Blacklisters – ‘Adult’

By Glen Bushell

Trying to describe the noise rock genre to anyone who isn’t in the know is always a difficult task. It has a history rooted in both grunge and punk, and while drawing heavily from each world, it is more than just a fusion of the two. The best way you could possibly sum up noise rock, is to call it a good old-fashioned racket that is often shrouded in a dark sense of humour. Much like genre forefathers The Jesus Lizard and The Melvins, the UK’s very own Blacklisters have done just that on their latest album ‘Adult’, and rather than just be another clone, they offer something original in today’s scene.

From the disjointed opening of ‘Shirts’, you can hear that Blacklisters have no shame in wearing their influences proudly on their sleeve. It’s broken, ugly, and takes you back to the dissonance of Seattle in the early 90’s, but shows a mature growth in the bands playing ability.
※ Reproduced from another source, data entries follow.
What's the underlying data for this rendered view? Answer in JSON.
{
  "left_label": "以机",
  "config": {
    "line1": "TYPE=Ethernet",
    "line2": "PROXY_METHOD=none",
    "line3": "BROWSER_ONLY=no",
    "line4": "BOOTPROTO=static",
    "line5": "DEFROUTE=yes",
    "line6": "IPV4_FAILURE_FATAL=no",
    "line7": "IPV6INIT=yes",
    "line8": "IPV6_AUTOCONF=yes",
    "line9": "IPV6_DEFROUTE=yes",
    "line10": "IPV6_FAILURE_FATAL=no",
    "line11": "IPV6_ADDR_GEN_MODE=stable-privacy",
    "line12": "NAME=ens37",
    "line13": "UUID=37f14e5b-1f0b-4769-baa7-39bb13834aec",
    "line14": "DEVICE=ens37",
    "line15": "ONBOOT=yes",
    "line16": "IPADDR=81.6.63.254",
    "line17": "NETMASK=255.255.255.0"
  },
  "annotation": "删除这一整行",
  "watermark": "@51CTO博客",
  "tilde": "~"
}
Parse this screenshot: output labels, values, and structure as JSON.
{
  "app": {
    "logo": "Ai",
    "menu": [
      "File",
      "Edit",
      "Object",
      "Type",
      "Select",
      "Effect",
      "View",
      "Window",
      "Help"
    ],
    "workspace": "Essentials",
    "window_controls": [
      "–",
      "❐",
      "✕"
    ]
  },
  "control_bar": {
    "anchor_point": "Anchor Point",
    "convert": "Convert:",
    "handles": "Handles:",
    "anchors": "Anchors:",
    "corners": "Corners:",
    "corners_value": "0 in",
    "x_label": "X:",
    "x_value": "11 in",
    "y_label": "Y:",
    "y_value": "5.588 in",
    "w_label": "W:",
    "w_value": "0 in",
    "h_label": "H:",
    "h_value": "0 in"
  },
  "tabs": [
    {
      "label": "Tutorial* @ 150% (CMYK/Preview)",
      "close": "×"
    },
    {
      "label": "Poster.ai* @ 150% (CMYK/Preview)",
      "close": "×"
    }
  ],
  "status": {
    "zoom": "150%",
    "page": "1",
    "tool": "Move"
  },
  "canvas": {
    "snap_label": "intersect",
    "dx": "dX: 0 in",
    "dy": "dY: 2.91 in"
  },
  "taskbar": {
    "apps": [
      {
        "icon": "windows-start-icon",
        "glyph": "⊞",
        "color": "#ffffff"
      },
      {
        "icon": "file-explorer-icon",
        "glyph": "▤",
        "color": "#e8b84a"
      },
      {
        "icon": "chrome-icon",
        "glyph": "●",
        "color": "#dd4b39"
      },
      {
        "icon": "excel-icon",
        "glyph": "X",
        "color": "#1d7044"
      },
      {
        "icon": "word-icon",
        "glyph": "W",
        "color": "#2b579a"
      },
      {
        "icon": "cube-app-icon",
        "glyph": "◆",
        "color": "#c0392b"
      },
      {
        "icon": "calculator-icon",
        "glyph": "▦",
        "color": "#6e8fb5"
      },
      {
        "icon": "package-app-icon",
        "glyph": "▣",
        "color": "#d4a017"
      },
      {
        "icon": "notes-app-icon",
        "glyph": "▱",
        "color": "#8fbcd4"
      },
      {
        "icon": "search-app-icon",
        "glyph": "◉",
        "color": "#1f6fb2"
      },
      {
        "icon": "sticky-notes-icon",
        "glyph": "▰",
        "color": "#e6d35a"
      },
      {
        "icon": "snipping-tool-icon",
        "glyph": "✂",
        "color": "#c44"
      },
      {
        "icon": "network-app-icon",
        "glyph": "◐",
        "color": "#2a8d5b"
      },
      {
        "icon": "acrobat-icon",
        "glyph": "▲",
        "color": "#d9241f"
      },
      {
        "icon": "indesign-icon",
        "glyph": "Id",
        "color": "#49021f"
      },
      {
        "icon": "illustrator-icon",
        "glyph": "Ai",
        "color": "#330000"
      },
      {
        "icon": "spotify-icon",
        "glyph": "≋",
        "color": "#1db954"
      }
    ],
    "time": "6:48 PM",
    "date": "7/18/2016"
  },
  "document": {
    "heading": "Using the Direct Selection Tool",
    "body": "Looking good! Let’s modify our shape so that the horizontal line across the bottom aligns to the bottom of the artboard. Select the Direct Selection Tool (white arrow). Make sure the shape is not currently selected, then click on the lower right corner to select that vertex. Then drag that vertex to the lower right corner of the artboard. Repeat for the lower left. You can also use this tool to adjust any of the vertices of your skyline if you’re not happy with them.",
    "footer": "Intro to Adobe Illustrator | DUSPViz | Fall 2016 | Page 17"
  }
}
Each composition raises the intensity of the album as ‘Adult’ unfolds effortlessly from track to track, with each being more unforgiving than the last. The bass heavy drone of ‘Cash Cow’ and the wonderfully titled ‘The Sadness of Axl Rose’ make for the perfect soundtrack to Billy Mason-Wood’s distorted vocal. While quite low in the mix, it serves its purpose as an extra instrument, adding another layer of noise to their art.

What sets Blacklisters apart from other bands doing a similar thing in this day and age is their ability to switch things up, without upsetting the ebb and flow of ‘Adult’. The punk rock fury of ‘I Knock Myself Out’ sits perfectly next to the dark, dense wall of noise that builds through ‘Dream Boat’, that while both different in their attack, remain cohesive and in keeping with the vibe of the album. This could be down to producer Matt Johnson (Hookworms) giving ‘Adult’ a very raw, and live sound. It has undeniably worked in Blacklisters favour, and the unhinged, volatile nature of their live performance has been captured with precision. Much like the when the band play live, you never know what to expect next with the sense that almost anything can happen.

‘Adult’ makes you think, and goes against the grain by bucking every trend and revival that is currently happening in music. It is an album for people who like their music to be bold, uncontrolled, and unsettling. They may have been around for a long time, but Blacklisters have really nailed the sound they have been looking for, and it feels like the last 10 years of the bands history has just been a countdown to the 40-minutes of chaotic bliss on ‘Adult’.